Supply chain attacks are on the rise

Attackers have taken notice of the opportunity to attack organizations through open source dependencies. Supply chain attacks rose a whopping 700% in the past year, with over 15,000 recorded attacks.

Nov 23, 2025

Shai Hulud v2

Shai Hulud v2 campaign: preinstall script (setup_bun.js) and loader (setup_bin.js) that installs/locates Bun and executes an obfuscated bundled malicious script (bun_environment.js) with suppressed output.

Nov 05, 2025

Elves on npm

A surge of auto-generated "elf-stats" npm packages is being published every two minutes from new accounts. These packages contain simple malware variants and are being rapidly removed by npm. At least 420 unique packages have been identified, often described as being generated every two minutes, with some mentioning a capture the flag challenge or test.

Jul 04, 2025

RubyGems Automation-Tool Infostealer

Since at least March 2023, a threat actor using multiple aliases uploaded 60 malicious gems to RubyGems that masquerade as automation tools (Instagram, TikTok, Twitter, Telegram, WordPress, and Naver).

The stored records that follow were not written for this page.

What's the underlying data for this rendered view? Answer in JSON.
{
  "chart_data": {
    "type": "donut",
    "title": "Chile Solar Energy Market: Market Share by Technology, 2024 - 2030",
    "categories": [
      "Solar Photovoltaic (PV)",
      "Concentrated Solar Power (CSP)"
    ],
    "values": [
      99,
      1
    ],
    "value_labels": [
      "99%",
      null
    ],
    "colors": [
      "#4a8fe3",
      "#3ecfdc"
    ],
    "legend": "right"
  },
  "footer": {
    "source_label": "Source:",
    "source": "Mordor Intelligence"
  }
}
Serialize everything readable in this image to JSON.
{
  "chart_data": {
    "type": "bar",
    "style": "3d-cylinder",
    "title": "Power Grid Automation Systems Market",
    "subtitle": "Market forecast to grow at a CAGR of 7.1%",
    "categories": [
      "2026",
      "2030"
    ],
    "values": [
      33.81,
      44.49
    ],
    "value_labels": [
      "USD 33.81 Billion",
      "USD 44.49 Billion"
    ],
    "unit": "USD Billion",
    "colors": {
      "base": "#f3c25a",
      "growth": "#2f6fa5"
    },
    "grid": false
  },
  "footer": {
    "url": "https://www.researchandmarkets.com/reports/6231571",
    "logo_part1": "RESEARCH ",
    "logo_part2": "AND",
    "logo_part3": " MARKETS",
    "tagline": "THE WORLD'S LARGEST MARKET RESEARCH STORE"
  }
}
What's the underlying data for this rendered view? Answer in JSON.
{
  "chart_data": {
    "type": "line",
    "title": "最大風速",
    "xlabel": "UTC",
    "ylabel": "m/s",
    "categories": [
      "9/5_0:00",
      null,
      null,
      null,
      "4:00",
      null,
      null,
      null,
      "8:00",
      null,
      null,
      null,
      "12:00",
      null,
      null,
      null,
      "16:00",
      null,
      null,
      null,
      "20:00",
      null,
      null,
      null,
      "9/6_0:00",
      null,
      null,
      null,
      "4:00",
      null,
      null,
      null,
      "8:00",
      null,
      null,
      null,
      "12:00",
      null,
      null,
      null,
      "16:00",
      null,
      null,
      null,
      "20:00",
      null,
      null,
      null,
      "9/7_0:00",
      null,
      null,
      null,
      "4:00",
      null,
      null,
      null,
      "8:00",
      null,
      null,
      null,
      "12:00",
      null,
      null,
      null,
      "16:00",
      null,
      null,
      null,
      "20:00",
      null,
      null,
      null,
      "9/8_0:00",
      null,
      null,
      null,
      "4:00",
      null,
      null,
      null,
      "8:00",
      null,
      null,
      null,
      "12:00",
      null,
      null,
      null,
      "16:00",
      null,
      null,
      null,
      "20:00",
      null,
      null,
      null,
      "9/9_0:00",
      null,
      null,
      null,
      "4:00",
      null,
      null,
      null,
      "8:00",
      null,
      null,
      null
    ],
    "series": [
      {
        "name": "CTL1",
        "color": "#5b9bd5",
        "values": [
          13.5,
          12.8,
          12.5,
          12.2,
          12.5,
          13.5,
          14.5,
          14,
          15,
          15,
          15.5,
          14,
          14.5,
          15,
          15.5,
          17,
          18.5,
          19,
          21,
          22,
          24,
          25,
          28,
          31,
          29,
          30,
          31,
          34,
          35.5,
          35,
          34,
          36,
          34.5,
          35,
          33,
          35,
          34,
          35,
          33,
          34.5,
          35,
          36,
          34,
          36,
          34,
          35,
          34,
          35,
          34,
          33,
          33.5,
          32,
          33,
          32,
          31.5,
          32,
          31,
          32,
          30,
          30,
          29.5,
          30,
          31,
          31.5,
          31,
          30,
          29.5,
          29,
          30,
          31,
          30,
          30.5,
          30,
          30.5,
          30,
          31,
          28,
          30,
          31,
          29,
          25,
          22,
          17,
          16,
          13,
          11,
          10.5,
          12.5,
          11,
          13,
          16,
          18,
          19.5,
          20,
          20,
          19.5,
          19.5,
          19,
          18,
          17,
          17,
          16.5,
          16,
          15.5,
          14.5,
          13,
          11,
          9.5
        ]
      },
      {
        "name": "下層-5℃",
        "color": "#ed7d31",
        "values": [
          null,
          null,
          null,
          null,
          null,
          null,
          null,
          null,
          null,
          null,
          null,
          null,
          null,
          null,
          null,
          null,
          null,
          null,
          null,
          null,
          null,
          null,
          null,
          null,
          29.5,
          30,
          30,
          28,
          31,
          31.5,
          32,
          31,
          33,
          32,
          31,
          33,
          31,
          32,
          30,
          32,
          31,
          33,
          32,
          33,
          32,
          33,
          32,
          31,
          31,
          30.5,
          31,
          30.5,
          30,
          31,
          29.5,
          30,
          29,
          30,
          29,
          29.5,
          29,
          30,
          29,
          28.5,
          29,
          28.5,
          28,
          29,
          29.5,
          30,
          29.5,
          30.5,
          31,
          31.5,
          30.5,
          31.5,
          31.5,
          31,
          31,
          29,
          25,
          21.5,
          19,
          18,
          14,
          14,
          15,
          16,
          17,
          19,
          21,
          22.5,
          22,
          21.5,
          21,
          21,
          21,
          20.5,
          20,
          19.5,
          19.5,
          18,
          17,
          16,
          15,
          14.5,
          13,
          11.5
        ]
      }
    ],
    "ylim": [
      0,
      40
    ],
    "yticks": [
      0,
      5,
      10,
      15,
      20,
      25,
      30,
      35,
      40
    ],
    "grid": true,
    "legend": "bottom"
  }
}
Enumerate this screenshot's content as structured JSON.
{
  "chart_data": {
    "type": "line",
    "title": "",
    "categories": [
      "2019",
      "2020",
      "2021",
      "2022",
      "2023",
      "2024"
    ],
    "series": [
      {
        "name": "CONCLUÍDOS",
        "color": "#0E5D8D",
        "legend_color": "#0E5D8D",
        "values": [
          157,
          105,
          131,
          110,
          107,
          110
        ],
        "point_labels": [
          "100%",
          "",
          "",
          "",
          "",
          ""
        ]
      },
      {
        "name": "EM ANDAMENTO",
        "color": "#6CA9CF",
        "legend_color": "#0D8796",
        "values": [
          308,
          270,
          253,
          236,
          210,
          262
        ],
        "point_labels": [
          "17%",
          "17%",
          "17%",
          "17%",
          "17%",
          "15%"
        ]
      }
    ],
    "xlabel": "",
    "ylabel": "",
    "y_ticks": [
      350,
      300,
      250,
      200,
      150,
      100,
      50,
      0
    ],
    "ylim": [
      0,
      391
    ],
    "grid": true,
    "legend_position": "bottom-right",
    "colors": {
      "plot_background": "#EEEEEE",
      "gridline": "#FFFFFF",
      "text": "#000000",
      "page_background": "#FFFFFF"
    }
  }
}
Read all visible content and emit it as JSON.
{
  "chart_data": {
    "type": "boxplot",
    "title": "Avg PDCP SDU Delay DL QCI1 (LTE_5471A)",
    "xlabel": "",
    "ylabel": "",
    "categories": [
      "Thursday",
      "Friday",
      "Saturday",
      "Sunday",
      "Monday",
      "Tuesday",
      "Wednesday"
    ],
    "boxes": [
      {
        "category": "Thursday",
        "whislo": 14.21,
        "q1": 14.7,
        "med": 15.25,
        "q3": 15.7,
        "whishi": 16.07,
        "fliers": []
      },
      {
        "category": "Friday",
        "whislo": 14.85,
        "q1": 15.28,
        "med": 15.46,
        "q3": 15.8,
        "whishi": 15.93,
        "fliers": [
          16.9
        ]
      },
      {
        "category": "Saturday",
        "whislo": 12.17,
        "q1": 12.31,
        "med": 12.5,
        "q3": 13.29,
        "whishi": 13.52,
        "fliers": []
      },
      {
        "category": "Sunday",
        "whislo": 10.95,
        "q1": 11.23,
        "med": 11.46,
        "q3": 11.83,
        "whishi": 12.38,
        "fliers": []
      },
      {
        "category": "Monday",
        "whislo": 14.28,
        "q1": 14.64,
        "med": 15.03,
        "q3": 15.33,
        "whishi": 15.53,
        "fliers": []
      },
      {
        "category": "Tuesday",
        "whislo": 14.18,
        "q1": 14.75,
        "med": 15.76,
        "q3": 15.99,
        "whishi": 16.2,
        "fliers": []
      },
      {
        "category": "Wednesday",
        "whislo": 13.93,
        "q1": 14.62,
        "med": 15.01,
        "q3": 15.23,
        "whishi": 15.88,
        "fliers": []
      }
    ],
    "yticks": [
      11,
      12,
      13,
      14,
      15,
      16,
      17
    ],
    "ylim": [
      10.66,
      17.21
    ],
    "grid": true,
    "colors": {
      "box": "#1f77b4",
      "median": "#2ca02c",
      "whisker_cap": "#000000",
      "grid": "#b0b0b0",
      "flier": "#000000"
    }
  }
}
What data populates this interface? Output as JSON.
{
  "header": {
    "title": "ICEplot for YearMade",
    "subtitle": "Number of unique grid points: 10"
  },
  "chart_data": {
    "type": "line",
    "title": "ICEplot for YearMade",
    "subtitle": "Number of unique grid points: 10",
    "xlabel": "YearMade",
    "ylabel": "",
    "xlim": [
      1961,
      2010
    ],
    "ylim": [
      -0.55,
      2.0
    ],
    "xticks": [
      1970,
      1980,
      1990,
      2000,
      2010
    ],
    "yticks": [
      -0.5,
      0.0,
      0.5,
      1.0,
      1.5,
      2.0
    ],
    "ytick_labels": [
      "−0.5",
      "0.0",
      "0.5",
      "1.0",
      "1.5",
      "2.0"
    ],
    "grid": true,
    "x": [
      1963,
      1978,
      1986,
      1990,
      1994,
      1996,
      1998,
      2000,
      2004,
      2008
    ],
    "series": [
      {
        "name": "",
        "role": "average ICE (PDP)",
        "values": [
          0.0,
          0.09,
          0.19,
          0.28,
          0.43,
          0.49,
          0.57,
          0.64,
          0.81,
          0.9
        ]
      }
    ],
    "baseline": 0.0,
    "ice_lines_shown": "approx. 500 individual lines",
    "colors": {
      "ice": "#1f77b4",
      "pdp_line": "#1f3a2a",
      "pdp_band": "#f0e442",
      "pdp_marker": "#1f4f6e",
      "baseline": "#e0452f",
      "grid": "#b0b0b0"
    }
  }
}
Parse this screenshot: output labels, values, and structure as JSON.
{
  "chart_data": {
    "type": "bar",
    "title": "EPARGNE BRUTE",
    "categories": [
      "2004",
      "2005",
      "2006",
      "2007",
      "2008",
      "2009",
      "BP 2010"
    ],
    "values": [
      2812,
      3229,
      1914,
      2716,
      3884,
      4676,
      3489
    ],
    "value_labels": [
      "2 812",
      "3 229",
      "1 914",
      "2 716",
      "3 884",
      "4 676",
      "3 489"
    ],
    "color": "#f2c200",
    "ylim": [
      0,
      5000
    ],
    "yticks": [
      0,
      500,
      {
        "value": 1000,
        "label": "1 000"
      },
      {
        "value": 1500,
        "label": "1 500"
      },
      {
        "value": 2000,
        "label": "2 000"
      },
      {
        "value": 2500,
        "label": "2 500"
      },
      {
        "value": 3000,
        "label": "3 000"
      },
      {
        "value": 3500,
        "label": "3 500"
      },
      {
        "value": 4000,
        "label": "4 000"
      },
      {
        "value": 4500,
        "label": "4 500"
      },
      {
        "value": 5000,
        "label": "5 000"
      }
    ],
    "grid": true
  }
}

The gems display a Korean Glimmer-DSL-LibUI login window, then exfiltrate the entered username/password and the host's MAC address via HTTP POST to threat actor-controlled infrastructure.

Mar 13, 2025

North Korea's Contagious Interview Campaign

Since late 2024, we have tracked hundreds of malicious npm packages and supporting infrastructure tied to North Korea's Contagious Interview operation, with tens of thousands of downloads targeting developers and tech job seekers. The threat actors run a factory-style playbook: recruiter lures and fake coding tests, polished GitHub templates, and typosquatted or deceptive dependencies that install or import into real projects.

Jul 23, 2024

Network Reconnaissance Campaign

A malicious npm supply chain attack that leveraged 60 packages across three disposable npm accounts to fingerprint developer workstations and CI/CD servers during installation. Each package embedded a compact postinstall script that collected hostnames, internal and external IP addresses, DNS resolvers, usernames, home and working directories, and package metadata, then exfiltrated this data as a JSON blob to a hardcoded Discord webhook.